Novartis later explained it was running a more detailed investigation during that gap and pinned the actual data falsification on two now-fired AveXis top scientists. It also promised to inform the FDA within five business days about any future data integrity issue in a drug filing. But clearly the incident was a slap in the face for Narasimhan’s ethics agenda after the Michael Cohen scandal in 2018.

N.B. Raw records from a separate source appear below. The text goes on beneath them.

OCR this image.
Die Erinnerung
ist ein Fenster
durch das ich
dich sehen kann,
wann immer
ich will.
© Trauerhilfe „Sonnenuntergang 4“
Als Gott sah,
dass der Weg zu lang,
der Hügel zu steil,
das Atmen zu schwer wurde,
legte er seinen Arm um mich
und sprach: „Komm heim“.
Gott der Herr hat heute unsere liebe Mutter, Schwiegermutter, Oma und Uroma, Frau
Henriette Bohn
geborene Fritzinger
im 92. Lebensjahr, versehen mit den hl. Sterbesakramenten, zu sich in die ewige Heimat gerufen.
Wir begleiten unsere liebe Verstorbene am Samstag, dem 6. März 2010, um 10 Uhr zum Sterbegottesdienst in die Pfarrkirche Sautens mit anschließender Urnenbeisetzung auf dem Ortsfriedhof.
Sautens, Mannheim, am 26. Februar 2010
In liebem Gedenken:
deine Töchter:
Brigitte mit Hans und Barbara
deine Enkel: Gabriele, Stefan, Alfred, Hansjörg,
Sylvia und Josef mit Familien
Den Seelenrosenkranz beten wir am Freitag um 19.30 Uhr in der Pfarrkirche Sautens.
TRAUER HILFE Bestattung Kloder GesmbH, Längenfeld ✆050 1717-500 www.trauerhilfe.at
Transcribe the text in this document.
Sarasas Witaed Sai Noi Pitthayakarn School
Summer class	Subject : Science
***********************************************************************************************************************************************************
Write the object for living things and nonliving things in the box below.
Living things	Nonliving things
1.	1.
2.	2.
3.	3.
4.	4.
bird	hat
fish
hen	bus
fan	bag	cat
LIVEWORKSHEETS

As a result of that reputation crisis, “the CEO has requested that he not receive an incentive payout for his ‘building trust with society’ objective,” despite having put in place a new risk management strategy and strengthened Novartis’ ethical standards, the Novartis board wrote while agreeing with the decision.

On top of his annual bonus, Narasimhan also saw a huge jump in vested shares based on the company’s performance in the past three years. His long-term performance award, pegged to absolute cash value creation and innovation, was 164% of target, resulting in a payout valued at CHF 3.51 million.

As for share return relative to peers, Novartis’ ranked 6 out of a group of 16 companies that include AbbVie, AstraZeneca, Bristol-Myers Squibb, Johnson & Johnson, Merck & Co., Pfizer, Roche and Sanofi. So for this section, Narasimhan netted CHF 1.11 million, or 138% of target. Last year, he scored none in that column as the company’s 2016-18 cycle ranked 11 out of 13 firms.

Narasimhan’s total long-term incentive pay also got a boost from a 30% increase in Novartis’ share price between grant and vesting, according to the board.

Editor's Note: A previous version of the story mistakenly described Beovu as a dry eye drug. It is for wet age-related macular degeneration.